I do plan on doing the White Privilege in the Ummah-type Carnival soon inshallah. I have been swamped with school and need another week to catch up, so I hope ya’ll are getting ready!. In the meantime, I’ve got whiteness on the brain, so here are some random germinating thoughts–
Being a rootless child, raised on the opposite coast of my extended family and very unfamiliar with my lineage, I have never had a sense of sentimental attachment to “my peoples.” I hear this is pretty common in American culture and in white Americans particularly, but I have it pretty bad. I don’t know my people’s names beyond my grandparents. I don’t even know my aunts’ married names and therefore don’t know my cousins’ names. This reality doesn’t sadden me, actually it has given me an immensely liberating feeling. Unlike many of my convert siblings who have to deal with constant onslaughts of adversities from their families, I’ve got it quite easy, alhumdillah.
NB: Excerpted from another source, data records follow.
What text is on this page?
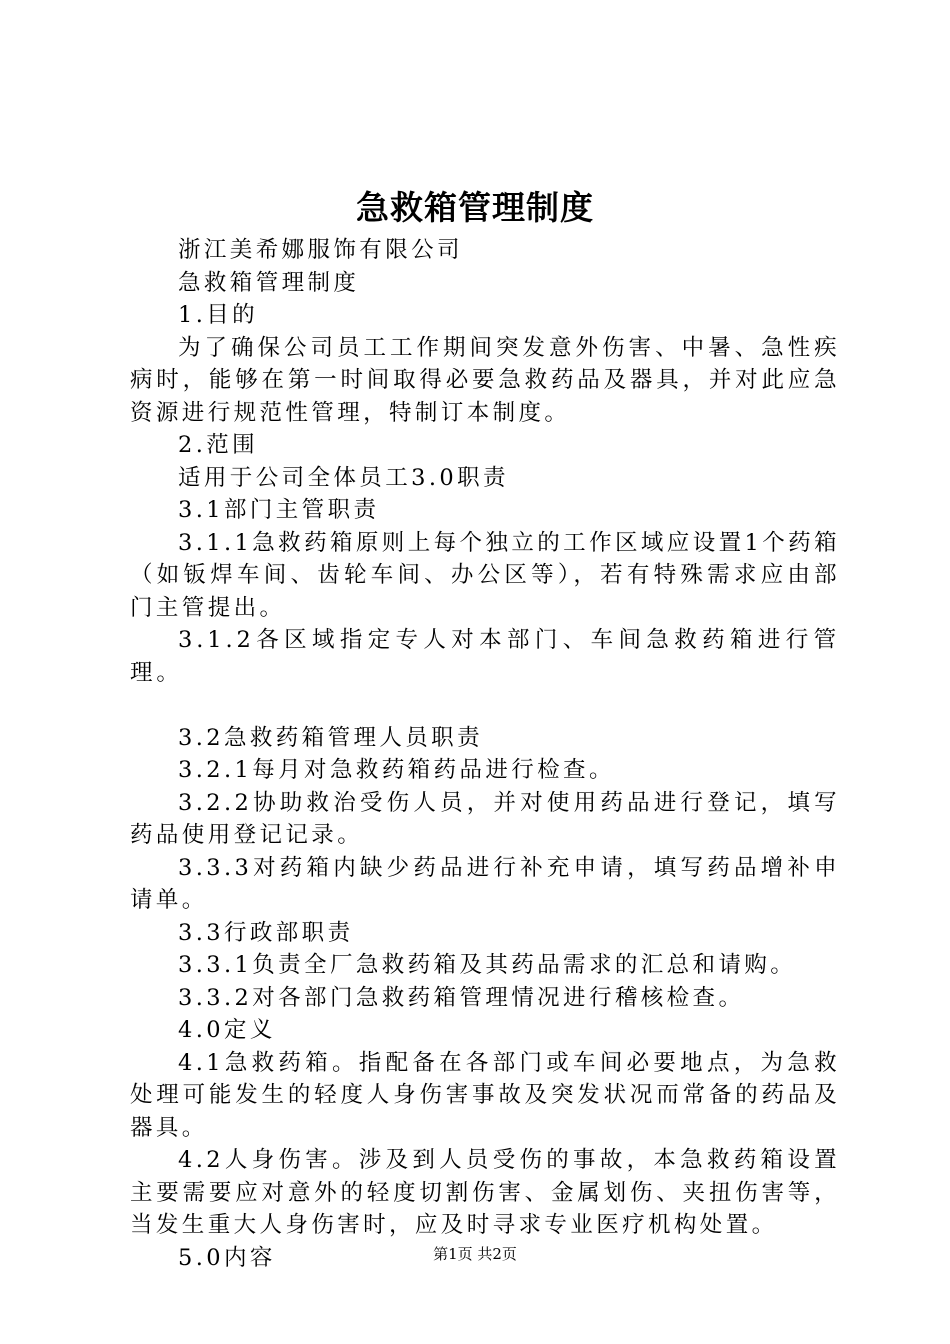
急救箱管理制度

浙江美希娜服饰有限公司

急救箱管理制度

1.目的

为了确保公司员工工作期间突发意外伤害、中暑、急性疾病时，能够在第一时间取得必要急救药品及器具，并对此应急资源进行规范性管理，特制订本制度。

2.范围

适用于公司全体员工3.0职责

3.1部门主管职责

3.1.1急救药箱原则上每个独立的工作区域应设置1个药箱（如钣焊车间、齿轮车间、办公区等），若有特殊需求应由部门主管提出。

3.1.2各区域指定专人对本部门、车间急救药箱进行管理。

3.2急救药箱管理人员职责

3.2.1每月对急救药箱药品进行检查。

3.2.2协助救治受伤人员，并对使用药品进行登记，填写药品使用登记记录。

3.3.3对药箱内缺少药品进行补充申请，填写药品增补申请单。

3.3行政部职责

3.3.1负责全厂急救药箱及其药品需求的汇总和请购。

3.3.2对各部门急救药箱管理情况进行稽核检查。

4.0定义

4.1急救药箱。指配备在各部门或车间必要地点，为急救处理可能发生的轻度人身伤害事故及突发状况而常备的药品及器具。

4.2人身伤害。涉及到人员受伤的事故，本急救药箱设置主要需要应对意外的轻度切割伤害、金属划伤、夹扭伤害等，当发生重大人身伤害时，应及时寻求专业医疗机构处置。

5.0内容	第1页 共2页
Recently an interesting post elsewhere about being the offspring of post-colonized and displaced peoples of Ireland got me a thinking about my peoples a wee bit. Was there something I was missing in this void of my heritage? Ultimately, my overall feeling is one of thankfulness that being rootless may have made the path easier for me to tread upon, Allahualim.
So a few days ago I ran into an American convert sister who has taken some unusual turns on her path that, well, are pretty readily identifiable as bida to most Muslims. I know the bidazone is a sensitive spot with the Mozzies, so please just bear with me. Later I realized that it especially saddened me to see an American sister go down this path. And why, I ask myself should this be especially saddening? Why is this worse than a sister of any other nationality going astray? Of course I know American is not a nationality, but you get my meaning. The shock–I have nationalist tendencies!!!
Twice in one week–so then last night I was doing research on this infuriating school project when I came across this charming little antiquity of the White Muslims–mostly white I guess, I admit to my complete ignorance about these early Western converts and had no idea that they were so organized, masha Allah. I was immediately drawn to the picture of Evelyn Zeinab Cobbold and was eager to read more about her. I felt a sort of affinity towards her that I then began to second guess. Conversion stories are always interesting to read, but I hadn’t felt any special kinship when reading about other white convert sisters such as say Yvonne Ridley or Ingrid Mattson. But I noticed an extended sort of feeling of kinship last night for Zeinab, who shares the name of my only daughter. I drew out the feeling a little. Perhaps it is natural to be drawn to someone who has walked a similar road in the near past; the road of Western Apostasy. Or maybe this is something else that I hadn’t expected from myself.